GESTIÓN DE ACTIVOS

El sistema de gestión de activos de Revo permite mantener un mayor control sobre el inventario de activos obsoletos o excedentes con el objetivo de minimizar los gastos y obligaciones que se derivan de ellos.

Como en cualquier otro tipo de empresa, los gastos de una compañía de telecomunicaciones se suelen clasificar en dos categorías:

1. Gastos de capital o CapEx (Capital Expenditure): es el gasto que supone la adquisición de material como el software o el hardware, imprescindible para el funcionamiento de la empresa.

2. Gastos operacionales u OpEx (Operational Expenditure): son los derivados de las operaciones habituales y necesarias para que el negocio mantenga su actividad. Costes estables que suponen un desembolso regular por parte de la empresa y que no se pueden evitar. El ejemplo más común en una operadora de telecomunicaciones es el almacenamiento de equipos que ya han entrado en desuso o que todavía no han sido puestos en funcionamiento.

Nuestro programa de gestión de activos está diseñado para que estos gastos no supongan un impedimento en el funcionamiento y la rentabilidad de su red.

Ejemplo A.

Beneficios en CapEx

Las redes necesitan estar al día con sus usuarios. Por lo general estos siempre van a exigir tener acceso a los servicios y las aplicaciones más novedosas. Es imprescindible que las redes mantengan su infraestructura actualizada si quieren proporcionar esas prestaciones. Con todo, un equipo que para un determinado operador ha quedado obsoleto tras ese proceso de actualización puede ser la solución para otra empresa que trabaja en la otra punta del mundo.
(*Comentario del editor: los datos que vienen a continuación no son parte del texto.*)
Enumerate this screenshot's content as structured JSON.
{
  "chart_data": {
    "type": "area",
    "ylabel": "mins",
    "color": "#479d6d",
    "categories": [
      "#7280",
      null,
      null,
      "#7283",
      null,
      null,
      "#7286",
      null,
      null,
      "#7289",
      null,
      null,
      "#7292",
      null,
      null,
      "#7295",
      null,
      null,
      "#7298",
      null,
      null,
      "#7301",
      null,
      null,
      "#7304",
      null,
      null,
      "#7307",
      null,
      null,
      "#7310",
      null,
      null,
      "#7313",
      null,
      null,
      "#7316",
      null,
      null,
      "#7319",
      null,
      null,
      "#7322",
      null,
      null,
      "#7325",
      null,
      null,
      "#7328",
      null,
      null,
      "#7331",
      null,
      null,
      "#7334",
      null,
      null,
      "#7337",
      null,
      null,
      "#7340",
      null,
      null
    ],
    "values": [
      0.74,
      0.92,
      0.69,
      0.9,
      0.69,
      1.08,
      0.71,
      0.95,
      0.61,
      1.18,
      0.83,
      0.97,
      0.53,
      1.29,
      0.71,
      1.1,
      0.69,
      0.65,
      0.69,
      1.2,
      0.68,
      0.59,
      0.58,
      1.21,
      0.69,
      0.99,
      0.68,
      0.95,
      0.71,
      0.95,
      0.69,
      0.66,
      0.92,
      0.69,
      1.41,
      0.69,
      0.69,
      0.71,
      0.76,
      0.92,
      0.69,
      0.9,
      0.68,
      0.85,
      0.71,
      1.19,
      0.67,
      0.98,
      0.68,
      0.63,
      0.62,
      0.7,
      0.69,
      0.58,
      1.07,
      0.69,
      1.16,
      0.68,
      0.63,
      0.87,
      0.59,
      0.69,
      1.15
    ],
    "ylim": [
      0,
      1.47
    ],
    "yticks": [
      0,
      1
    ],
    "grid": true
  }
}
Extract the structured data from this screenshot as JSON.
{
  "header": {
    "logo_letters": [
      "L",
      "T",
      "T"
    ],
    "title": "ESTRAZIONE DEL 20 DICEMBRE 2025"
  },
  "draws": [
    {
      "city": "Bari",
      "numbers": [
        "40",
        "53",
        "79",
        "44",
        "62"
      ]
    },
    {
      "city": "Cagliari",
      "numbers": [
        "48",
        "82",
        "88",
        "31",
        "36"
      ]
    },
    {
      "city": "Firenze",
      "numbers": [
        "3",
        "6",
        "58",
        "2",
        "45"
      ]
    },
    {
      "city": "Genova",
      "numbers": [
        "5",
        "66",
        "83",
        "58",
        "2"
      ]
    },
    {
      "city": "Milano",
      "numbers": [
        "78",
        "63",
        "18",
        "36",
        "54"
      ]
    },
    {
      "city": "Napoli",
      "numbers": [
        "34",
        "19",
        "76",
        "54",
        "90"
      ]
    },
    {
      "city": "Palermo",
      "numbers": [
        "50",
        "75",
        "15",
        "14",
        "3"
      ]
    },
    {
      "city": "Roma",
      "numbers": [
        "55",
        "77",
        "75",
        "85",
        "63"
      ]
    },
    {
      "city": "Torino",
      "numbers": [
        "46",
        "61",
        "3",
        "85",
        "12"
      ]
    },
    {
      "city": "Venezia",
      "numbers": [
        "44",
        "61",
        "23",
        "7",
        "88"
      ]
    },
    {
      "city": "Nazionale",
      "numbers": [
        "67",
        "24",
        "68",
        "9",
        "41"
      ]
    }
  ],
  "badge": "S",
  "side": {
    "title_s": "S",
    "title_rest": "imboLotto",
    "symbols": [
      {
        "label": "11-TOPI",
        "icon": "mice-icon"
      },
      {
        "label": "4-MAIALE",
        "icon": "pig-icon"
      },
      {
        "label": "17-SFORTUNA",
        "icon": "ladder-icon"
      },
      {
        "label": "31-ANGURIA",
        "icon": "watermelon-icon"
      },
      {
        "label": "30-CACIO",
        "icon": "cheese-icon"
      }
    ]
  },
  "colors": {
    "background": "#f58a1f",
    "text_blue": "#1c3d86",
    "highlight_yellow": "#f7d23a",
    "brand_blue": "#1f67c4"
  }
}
Ayudamos a los operadores a rentabilizar el equipo excedente identificando las necesidades de otros clientes de nuestra red de trabajo a los que puede hacerles falta este material. Los beneficios que las empresas obtienen del hardware que ya no utilizan se transforma en fondos para la adquisición de nuevos equipos.

Ejemplo B.

Beneficios en OpEx

El almacenamiento de equipos en desuso también lleva asociados unos costes. Minimizamos el impacto económico de ese almacenamiento guardando el material excedente en nuestras propias instalaciones sin que la compañía tenga que renunciar a la propiedad de todo este inventario.

Mientras tanto, buscamos posibles compradores y una vez que el material se vende los beneficios de esta transacción van a parar a la compañía operadora. Las tarifas de almacenaje y los gastos de gestión de estas ventas se recogen por adelantado en el contrato que firmamos con la empresa. En cualquier caso, el hecho de que la operadora se libere del coste que supone almacenar este material y garantizar su buen estado reduce de manera significativa sus gastos operacionales.